Local Renin-angiotensin Systems:
  • Locally expressed renin-angiotensin systems have been found in several tissues, including the kidneys, adrenal glands, the heart, vasculature, and nervous system, and have a variety of functions, including local cardiovascular regulation, in association or independently of the systemic renin-angiotensin system, as well as non-cardiovascular functions.
  • Outside the kidneys, renin is predominantly picked up from the circulation but may be secreted locally in some tissues; its precursor prorenin is highly expressed in tissues and more than half of circulating prorenin is of extrarenal origin, but its physiological role besides serving as a precursor to renin is still unclear.
  • Outside the liver, angiotensinogen is picked up from the circulation or expressed locally in some tissues; with renin, they form angiotensin I, and locally expressed angiotensin-converting enzyme, chymase, or other enzymes can transform it into angiotensin II. This process can be intracellular or interstitial.
  • In the adrenal glands, it is likely involved in the paracrine regulation of aldosterone secretion; in the heart and vasculature, it may be involved in remodeling or vascular tone; and in the brain, where it is largely independent of the circulatory RAS, it may be involved in local blood pressure regulation.

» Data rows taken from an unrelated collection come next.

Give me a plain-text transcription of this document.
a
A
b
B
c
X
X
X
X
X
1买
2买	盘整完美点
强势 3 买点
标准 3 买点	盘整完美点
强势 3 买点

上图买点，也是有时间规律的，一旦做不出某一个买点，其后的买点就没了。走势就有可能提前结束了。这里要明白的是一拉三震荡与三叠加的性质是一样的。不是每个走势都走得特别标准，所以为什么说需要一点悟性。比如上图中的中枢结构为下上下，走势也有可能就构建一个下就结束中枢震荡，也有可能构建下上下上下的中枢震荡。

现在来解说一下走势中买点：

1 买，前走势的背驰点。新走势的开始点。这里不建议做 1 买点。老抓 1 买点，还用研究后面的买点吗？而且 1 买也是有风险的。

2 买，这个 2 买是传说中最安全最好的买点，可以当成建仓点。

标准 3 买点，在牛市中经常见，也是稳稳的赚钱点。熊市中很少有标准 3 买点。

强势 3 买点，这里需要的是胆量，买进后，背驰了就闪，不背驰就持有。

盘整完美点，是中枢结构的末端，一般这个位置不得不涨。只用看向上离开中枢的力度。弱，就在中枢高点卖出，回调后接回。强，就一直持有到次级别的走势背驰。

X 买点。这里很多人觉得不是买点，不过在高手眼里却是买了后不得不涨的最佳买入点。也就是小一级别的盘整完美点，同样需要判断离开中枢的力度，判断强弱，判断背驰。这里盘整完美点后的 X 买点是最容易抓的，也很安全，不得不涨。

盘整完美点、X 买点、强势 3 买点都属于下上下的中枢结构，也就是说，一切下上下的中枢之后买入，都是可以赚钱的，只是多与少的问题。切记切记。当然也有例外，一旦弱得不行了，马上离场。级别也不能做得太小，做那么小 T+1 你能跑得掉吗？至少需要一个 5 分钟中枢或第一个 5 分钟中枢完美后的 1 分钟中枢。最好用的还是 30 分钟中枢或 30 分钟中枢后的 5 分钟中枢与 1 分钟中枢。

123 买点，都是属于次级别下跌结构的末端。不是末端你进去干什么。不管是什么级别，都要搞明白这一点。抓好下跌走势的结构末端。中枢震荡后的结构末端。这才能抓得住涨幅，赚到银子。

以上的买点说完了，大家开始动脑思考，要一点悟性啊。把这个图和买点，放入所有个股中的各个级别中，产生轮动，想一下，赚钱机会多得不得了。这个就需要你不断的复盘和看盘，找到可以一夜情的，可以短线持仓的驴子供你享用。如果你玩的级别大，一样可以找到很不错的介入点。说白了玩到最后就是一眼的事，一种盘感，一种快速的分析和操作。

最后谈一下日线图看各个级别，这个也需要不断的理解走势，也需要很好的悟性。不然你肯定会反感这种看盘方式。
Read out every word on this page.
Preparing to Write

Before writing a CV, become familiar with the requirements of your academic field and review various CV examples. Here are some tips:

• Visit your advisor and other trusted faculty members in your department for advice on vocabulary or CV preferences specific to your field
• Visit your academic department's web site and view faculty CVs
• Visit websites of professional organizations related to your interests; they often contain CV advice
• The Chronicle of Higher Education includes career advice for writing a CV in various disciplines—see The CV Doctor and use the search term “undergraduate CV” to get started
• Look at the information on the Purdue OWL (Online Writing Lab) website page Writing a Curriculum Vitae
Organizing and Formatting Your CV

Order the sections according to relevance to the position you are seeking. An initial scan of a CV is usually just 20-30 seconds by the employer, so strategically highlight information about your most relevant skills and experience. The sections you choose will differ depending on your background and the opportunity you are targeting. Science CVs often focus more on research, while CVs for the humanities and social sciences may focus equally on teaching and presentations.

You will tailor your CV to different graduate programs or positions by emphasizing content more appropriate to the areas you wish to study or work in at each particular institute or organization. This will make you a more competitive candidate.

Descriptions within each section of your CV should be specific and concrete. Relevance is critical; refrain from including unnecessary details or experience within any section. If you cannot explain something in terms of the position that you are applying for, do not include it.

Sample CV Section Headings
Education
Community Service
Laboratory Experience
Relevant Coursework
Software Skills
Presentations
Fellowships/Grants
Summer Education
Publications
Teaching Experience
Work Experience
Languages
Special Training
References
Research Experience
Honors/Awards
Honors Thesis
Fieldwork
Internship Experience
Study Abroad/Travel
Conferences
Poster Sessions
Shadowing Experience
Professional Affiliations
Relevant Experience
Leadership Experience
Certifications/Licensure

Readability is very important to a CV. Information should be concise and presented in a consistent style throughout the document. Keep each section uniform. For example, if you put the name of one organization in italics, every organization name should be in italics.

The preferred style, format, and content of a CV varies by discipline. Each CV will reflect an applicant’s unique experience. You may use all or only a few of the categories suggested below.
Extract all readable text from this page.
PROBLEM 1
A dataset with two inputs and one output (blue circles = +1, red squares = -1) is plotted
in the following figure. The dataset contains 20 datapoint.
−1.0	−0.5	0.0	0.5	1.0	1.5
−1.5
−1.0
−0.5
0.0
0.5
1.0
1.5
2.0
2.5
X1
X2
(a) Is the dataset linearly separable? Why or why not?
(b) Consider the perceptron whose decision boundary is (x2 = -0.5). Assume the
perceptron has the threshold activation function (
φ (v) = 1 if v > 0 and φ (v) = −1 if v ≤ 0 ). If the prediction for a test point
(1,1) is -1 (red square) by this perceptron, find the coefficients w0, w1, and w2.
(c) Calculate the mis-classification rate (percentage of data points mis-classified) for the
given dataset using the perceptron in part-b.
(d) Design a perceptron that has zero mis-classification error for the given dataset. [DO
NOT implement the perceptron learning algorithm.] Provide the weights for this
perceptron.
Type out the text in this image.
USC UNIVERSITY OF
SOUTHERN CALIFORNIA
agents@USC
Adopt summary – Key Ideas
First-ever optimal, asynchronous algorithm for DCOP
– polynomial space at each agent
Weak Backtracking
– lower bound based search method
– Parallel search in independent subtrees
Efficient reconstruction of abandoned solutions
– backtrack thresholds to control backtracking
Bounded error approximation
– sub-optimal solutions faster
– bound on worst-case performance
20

In addition, both the central and peripheral nervous systems can use angiotensin for sympathetic neurotransmission.
  • Other places of expression include the reproductive system, the skin, and digestive organs. Medications aimed at the systemic system may affect the expression of those local systems, beneficially or adversely.
Fetal Renin–angiotensin System:
  • In the fetus, the renin-angiotensin system is predominantly a sodium-losing system, as angiotensin II has little or no effect on aldosterone levels. Renin levels are high in the fetus, while angiotensin II levels are significantly lower; this is due to the limited pulmonary blood flow, preventing ACE (found predominantly in the pulmonary circulation) from having its maximum effect.
Clinical Significance:
  • ACE inhibitors–inhibitors of the angiotensin-converting enzyme are often used to reduce the formation of the more potent angiotensin II. Captopril is an example of an ACE inhibitor. ACE cleaves several other peptides, and in this capacity is an important regulator of the kinin–kallikrein system, as such blocking ACE can lead to side effects.
  • Angiotensin II receptor antagonists, also known as angiotensin receptor blockers, can be used to prevent angiotensin II from acting on its receptors.
  • Direct renin inhibitors can also be used for hypertension. The drugs that inhibit renin are aliskiren and investigational remikiren.
  • Vaccines against angiotensin II, for example, CYT006-AngQb, have been investigated.